Mr Lyddon said that while headline GDP is flat, “the private sector is in deep trouble”, squeezed by a combination of high taxes, regulation, and state-directed investment. Mr Lyddon, who outlined his ideas in a blog on his website added: “The private sector is squeezed out of investment monies, as Reeves’ public schemes eat up whatever is available.”

Government spending on services such as healthcare or social work “boosts GDP, at the price of higher future taxes for everyone to repay the borrowing,” Mr Lyddon said. Regulatory compliance costs, from Making Tax Digital software to employment law, similarly inflate GDP without improving productivity. Mr Lyddon noted: “If it isn’t Making Tax Digital, it’s the Employment Rights Act.”

State-backed initiatives, including Net Zero projects, also appear in GDP immediately but are fully debt-funded, creating a short-term “sugar rush” of growth while leaving households and businesses to bear long-term costs. Mr Lyddon warned: “An orgy of spending in the short term will be followed by a colossal financial hangover.”

In her Mais lecture, Ms Reeves defended her approach, highlighting structural reforms, regional fiscal devolution, and technological investment as essential for sustained growth. She stressed that closer alignment with the EU and empowering regional leaders to manage tax revenues would unlock opportunities across England.

Critics, however, see a disconnect between Ms Reeves’s rhetoric and the effects of her policies. Mr Lyddon said the Chancellor’s measures “directly cause parts of GDP to expand without the creation of wealth” and predicted prolonged strain on private business. Mr Lyddon warned: “Any profit is taxed to the hilt, even if a profit is made, which becomes increasingly unlikely.”

While Labour supporters argue the measures are forward-looking, aimed at tackling geographic inequality and boosting innovation, Mr Lyddon contends the reality is different: “Underneath the flatlining GDP figure, Reeves is ransacking the private economy.”

The debate highlights the limitations of GDP as a measure, particularly when government borrowing, compliance costs, and state-directed investment inflate output figures without strengthening private enterprise.
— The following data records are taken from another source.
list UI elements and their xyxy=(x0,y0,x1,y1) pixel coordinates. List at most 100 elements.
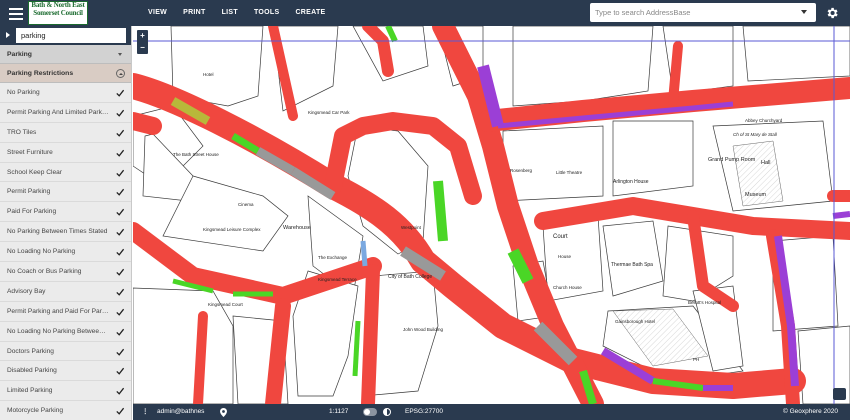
layer-item[interactable]: No Parking Between Times Stated xyxy=(0,222,131,243)
map-label-kingsmead-court: Kingsmead Court xyxy=(208,302,244,307)
layer-item[interactable]: Motorcycle Parking xyxy=(0,401,131,420)
layer-item-label: Permit Parking and Paid For Parking xyxy=(7,307,109,315)
checkmark-icon[interactable] xyxy=(116,288,124,296)
more-options-icon[interactable]: ⋮ xyxy=(142,404,149,420)
layer-item-label: TRO Tiles xyxy=(7,128,37,136)
menu-print[interactable]: PRINT xyxy=(175,0,214,26)
checkmark-icon[interactable] xyxy=(116,228,124,236)
clear-filter-icon[interactable] xyxy=(112,30,122,40)
layer-item-label: Limited Parking xyxy=(7,387,53,395)
layer-item[interactable]: Advisory Bay xyxy=(0,282,131,302)
map-label-terrace: Kingsmead Terrace xyxy=(318,277,357,282)
location-pin-icon[interactable] xyxy=(220,408,227,417)
checkmark-icon[interactable] xyxy=(116,169,124,177)
layer-item-label: No Loading No Parking Between Times Stat… xyxy=(7,327,109,335)
layer-subgroup-parking-restrictions[interactable]: Parking Restrictions xyxy=(0,64,131,83)
map-label-house: House xyxy=(558,254,572,259)
checkmark-icon[interactable] xyxy=(116,208,124,217)
checkmark-icon[interactable] xyxy=(116,308,124,316)
layer-item[interactable]: Limited Parking xyxy=(0,381,131,402)
layer-group-parking[interactable]: Parking xyxy=(0,45,131,64)
projection-label: EPSG:27700 xyxy=(405,408,443,415)
menu-tools[interactable]: TOOLS xyxy=(246,0,287,26)
checkmark-icon[interactable] xyxy=(116,348,124,356)
map-label-car-park: Kingsmead Car Park xyxy=(308,110,350,115)
layer-subgroup-label: Parking Restrictions xyxy=(7,70,74,77)
layer-item[interactable]: TRO Tiles xyxy=(0,123,131,143)
layer-item[interactable]: Street Furniture xyxy=(0,143,131,163)
map-label-john-wood: John Wood Building xyxy=(403,327,443,332)
checkmark-icon[interactable] xyxy=(116,89,124,97)
layer-item-label: Advisory Bay xyxy=(7,287,46,295)
top-bar: Bath & North East Somerset Council VIEW … xyxy=(0,0,850,26)
layer-item-label: Doctors Parking xyxy=(7,347,54,355)
app-window: Bath & North East Somerset Council VIEW … xyxy=(0,0,850,420)
layer-item[interactable]: No Loading No Parking Between Times Stat… xyxy=(0,322,131,342)
layer-group-label: Parking xyxy=(7,51,32,58)
map-label-bellott: Bellott's Hospital xyxy=(688,300,721,305)
layer-item[interactable]: Disabled Parking xyxy=(0,361,131,382)
checkmark-icon[interactable] xyxy=(116,367,124,376)
checkmark-icon[interactable] xyxy=(116,248,124,256)
map-label-warehouse: Warehouse xyxy=(283,225,311,231)
collapse-icon[interactable] xyxy=(116,69,125,78)
map-label-hotel: Hotel xyxy=(203,72,214,77)
layer-item[interactable]: Doctors Parking xyxy=(0,342,131,362)
map-label-gainsborough: Gainsborough Hotel xyxy=(615,319,655,324)
menu-list[interactable]: LIST xyxy=(214,0,246,26)
menu-create[interactable]: CREATE xyxy=(287,0,333,26)
layer-item[interactable]: No Coach or Bus Parking xyxy=(0,262,131,282)
zoom-control: + − xyxy=(137,30,148,54)
map-canvas[interactable]: Hotel Kingsmead Car Park The Bath Street… xyxy=(133,26,850,404)
map-label-court: Court xyxy=(553,234,568,240)
menu-view[interactable]: VIEW xyxy=(140,0,175,26)
chevron-down-icon[interactable] xyxy=(118,53,122,56)
checkmark-icon[interactable] xyxy=(116,149,124,157)
gear-icon[interactable] xyxy=(825,6,839,20)
checkmark-icon[interactable] xyxy=(116,328,124,336)
logo-line-2: Somerset Council xyxy=(33,8,83,17)
hamburger-menu-icon[interactable] xyxy=(6,5,26,21)
status-bar: ⋮ admin@bathnes 1:1127 EPSG:27700 © Geox… xyxy=(133,404,850,420)
address-search-input[interactable] xyxy=(595,3,795,22)
checkmark-icon[interactable] xyxy=(116,268,124,276)
search-dropdown-icon[interactable] xyxy=(801,10,807,14)
layer-item-label: Motorcycle Parking xyxy=(7,407,64,415)
layer-item[interactable]: No Parking xyxy=(0,83,131,103)
map-label-ph: PH xyxy=(693,357,699,362)
map-label-bath-street: The Bath Street House xyxy=(173,152,219,157)
map-label-rosenberg: Rosenberg xyxy=(510,168,533,173)
layer-item[interactable]: School Keep Clear xyxy=(0,163,131,183)
layer-item[interactable]: Permit Parking and Paid For Parking xyxy=(0,302,131,322)
map-label-churchyard: Abbey Churchyard xyxy=(745,118,783,123)
expand-arrow-icon[interactable] xyxy=(6,32,10,38)
zoom-out-button[interactable]: − xyxy=(137,42,148,54)
layer-list: No Parking Permit Parking And Limited Par… xyxy=(0,83,131,420)
zoom-in-button[interactable]: + xyxy=(137,30,148,42)
map-label-exchange: The Exchange xyxy=(318,255,348,260)
map-label-church-house: Church House xyxy=(553,285,582,290)
layer-item[interactable]: No Loading No Parking xyxy=(0,242,131,263)
map-label-st-mary: Ch of St Mary de Stall xyxy=(733,132,778,137)
layer-item[interactable]: Permit Parking And Limited Parking xyxy=(0,103,131,123)
layer-filter-input[interactable] xyxy=(16,28,126,43)
address-search[interactable] xyxy=(590,3,816,22)
map-attribution-button[interactable] xyxy=(833,388,846,400)
map-label-thermae: Thermae Bath Spa xyxy=(611,262,653,268)
checkmark-icon[interactable] xyxy=(116,407,124,416)
checkmark-icon[interactable] xyxy=(116,129,124,137)
map-label-little-theatre: Little Theatre xyxy=(556,170,583,175)
layer-item-label: Permit Parking xyxy=(7,188,51,196)
map-view[interactable]: Hotel Kingsmead Car Park The Bath Street… xyxy=(133,26,850,404)
map-label-grand-pump: Grand Pump Room xyxy=(708,157,756,163)
layer-item[interactable]: Paid For Parking xyxy=(0,202,131,223)
basemap-toggle[interactable] xyxy=(363,408,377,416)
checkmark-icon[interactable] xyxy=(116,188,124,197)
checkmark-icon[interactable] xyxy=(116,109,124,117)
layer-item-label: Disabled Parking xyxy=(7,367,57,375)
current-user[interactable]: admin@bathnes xyxy=(157,404,204,420)
checkmark-icon[interactable] xyxy=(116,387,124,396)
layer-item-label: No Coach or Bus Parking xyxy=(7,268,82,276)
layer-item[interactable]: Permit Parking xyxy=(0,182,131,203)
contrast-icon[interactable] xyxy=(383,408,391,416)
Observers warn that unless investment and productivity recover, the flat headline may conceal a worsening structural slowdown.

With energy prices still high, inflation pressures persisting, and business confidence mixed, the government faces mounting scrutiny over whether its strategy can balance immediate economic stability with long-term growth. Mr Lyddon’s stark warning has crystallised opposition fears: “This isn’t measured GDP growth — this is simply wealth redistribution and debt counting as output.”